The Promised Land

A survey of domestic architecture in Britain since the 1930s, shaped by turbulent times and interpreted by our filmmakers.

The shadow of urban neglect cast by the Industrial Revolution, the havoc wreaked by the Second World War, and a booming post-war population caused great upheaval in the way many 20th century Britons were housed. Our architects had to come up with fast, and often radical, solutions.

Titles in The Promised Land chart the responses of architects, town planners – and filmmakers – to the challenges posed by the nation’s housing crises, guiding viewers through the idealistic ’30s to the era of the new towns and beyond. On the way the collection reflects design vogues as diverse as Art Deco and Brutalism, and poses the question: can such a thing as a ‘model community’ exist in Britain?

Ten to try

An Ultra-Modern House (1931)

The ultimate in streamlined chic – on a hillside above Amersham.

Things to Come (1936)

A gleaming ‘Everytown’ emerges from the rubble of total war.

The Ten Year Plan (1945)

Charles Hawtrey on the utilitarian wonder of the ‘prefab’.

The Way We Live (1946)

Innovative docu-drama on the post-war expansion of Plymouth.

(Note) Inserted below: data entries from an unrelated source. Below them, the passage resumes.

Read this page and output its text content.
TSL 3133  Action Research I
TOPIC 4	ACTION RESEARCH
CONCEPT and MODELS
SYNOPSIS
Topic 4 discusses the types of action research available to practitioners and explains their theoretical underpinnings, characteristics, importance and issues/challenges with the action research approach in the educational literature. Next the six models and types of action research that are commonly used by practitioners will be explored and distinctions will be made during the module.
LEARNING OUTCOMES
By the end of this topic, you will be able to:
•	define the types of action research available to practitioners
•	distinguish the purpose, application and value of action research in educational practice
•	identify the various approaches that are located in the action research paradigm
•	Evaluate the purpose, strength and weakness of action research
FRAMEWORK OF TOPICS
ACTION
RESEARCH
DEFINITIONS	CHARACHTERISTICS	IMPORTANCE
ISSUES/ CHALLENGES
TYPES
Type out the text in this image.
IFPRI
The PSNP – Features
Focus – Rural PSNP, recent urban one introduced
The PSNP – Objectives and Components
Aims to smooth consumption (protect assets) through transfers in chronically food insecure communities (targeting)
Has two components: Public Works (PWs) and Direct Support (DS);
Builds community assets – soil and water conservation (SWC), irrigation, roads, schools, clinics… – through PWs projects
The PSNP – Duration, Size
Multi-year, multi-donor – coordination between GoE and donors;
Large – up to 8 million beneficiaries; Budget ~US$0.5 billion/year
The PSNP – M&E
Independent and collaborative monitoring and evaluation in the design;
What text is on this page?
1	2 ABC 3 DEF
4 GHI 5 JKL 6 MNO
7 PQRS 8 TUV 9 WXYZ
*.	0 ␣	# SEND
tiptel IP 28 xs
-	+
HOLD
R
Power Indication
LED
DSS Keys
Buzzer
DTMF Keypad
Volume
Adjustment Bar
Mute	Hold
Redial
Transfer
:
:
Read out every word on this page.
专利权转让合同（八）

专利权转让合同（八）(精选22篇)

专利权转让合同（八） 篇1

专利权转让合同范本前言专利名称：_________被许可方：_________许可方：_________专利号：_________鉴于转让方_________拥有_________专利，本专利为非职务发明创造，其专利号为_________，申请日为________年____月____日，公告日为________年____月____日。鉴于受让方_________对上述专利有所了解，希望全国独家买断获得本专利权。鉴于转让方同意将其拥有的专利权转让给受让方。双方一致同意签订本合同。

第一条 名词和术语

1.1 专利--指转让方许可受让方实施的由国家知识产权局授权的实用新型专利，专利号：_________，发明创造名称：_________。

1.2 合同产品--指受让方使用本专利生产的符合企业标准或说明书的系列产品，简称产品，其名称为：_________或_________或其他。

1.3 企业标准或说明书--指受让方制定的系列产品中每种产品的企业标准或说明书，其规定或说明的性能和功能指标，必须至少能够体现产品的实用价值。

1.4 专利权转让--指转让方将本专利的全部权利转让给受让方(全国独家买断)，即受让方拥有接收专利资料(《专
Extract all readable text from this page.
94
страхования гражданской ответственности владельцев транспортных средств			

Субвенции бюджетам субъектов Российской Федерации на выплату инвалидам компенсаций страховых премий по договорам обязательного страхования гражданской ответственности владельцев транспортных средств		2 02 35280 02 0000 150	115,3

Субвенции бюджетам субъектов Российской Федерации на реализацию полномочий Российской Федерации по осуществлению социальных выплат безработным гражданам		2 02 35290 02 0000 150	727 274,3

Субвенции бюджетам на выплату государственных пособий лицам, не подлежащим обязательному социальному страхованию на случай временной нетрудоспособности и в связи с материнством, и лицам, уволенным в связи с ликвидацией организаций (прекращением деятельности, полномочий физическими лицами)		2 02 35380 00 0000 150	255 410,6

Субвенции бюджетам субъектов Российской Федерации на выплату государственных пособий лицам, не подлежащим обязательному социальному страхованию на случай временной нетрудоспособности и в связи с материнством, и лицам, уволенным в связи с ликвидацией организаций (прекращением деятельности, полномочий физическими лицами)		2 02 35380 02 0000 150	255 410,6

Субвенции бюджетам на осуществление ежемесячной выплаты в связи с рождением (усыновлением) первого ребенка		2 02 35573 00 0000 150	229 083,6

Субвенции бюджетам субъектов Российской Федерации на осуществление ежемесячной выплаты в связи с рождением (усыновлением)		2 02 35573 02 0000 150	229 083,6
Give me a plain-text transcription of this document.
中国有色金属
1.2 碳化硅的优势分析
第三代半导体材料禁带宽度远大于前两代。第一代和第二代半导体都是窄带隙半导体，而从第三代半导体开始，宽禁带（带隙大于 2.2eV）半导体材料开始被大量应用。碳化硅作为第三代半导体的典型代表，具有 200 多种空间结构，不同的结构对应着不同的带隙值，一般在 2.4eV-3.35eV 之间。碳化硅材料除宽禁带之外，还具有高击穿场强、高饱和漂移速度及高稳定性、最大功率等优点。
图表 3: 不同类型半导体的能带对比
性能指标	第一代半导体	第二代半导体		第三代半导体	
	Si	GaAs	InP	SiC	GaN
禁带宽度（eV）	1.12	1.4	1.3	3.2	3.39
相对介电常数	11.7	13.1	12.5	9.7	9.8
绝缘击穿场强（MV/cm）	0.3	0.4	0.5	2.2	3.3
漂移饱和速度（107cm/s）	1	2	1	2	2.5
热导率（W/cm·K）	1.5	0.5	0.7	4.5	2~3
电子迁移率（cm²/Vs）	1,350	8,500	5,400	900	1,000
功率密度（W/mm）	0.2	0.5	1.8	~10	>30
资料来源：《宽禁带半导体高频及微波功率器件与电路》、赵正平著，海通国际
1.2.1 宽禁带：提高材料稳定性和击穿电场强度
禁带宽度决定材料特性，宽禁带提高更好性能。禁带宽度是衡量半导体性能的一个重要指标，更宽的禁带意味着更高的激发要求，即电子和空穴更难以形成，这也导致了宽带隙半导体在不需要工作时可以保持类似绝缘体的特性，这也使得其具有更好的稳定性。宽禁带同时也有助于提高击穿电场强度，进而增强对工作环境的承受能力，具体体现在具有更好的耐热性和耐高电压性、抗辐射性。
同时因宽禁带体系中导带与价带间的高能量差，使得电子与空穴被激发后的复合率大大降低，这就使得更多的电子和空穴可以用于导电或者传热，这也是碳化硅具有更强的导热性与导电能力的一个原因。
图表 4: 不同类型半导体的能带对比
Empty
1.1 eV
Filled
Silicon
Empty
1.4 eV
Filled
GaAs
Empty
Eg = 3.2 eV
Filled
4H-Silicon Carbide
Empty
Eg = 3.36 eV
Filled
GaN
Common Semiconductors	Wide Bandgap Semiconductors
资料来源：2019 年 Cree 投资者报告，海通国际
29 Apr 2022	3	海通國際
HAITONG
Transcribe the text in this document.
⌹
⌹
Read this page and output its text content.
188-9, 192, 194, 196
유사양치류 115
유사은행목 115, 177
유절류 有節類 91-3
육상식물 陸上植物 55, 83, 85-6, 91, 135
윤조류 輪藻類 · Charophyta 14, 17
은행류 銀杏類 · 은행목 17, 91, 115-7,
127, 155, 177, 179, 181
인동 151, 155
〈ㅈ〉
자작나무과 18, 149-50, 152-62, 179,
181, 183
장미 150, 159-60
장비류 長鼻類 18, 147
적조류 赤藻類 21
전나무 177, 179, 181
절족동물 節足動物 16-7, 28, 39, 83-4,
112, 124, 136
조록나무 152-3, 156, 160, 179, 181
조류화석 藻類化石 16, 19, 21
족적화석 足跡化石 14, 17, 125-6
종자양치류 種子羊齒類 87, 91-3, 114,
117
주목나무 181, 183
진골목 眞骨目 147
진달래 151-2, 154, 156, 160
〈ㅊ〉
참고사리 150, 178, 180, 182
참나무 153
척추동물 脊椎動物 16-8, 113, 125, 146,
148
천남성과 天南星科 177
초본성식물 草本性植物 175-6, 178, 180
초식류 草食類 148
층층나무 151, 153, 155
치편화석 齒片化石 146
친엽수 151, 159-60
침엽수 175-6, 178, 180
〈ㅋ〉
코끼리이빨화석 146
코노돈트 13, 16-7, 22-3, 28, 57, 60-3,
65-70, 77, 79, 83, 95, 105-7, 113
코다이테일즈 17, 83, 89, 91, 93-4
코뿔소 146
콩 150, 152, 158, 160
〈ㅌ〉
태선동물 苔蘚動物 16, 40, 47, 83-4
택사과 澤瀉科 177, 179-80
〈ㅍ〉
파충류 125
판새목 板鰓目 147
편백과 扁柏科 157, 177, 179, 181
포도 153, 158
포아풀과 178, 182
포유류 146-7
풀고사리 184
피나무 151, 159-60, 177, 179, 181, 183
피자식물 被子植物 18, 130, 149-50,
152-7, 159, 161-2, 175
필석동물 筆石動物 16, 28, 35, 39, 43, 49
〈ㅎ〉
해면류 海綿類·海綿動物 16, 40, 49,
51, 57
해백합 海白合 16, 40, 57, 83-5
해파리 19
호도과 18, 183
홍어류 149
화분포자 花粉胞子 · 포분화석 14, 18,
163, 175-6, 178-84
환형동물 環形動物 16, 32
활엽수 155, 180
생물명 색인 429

Charley in New Town (1948)

Suburban utopia explained in this animated guide for townies.

Architecture or Revolution (1966)

Televised student debate on the future of architecture.

Living at Thamesmead (1974)

Fly-on-the-wall look at the South-East London estate.

England Home and Beauty (1976)

Whimsical evocation of our 1930s design heyday.

Arena: Berthold Lubetkin (1984)

Profile of the pioneering émigré architect.

Building Sights: Trellick Tower (1991)

The controversial legacy of modernism.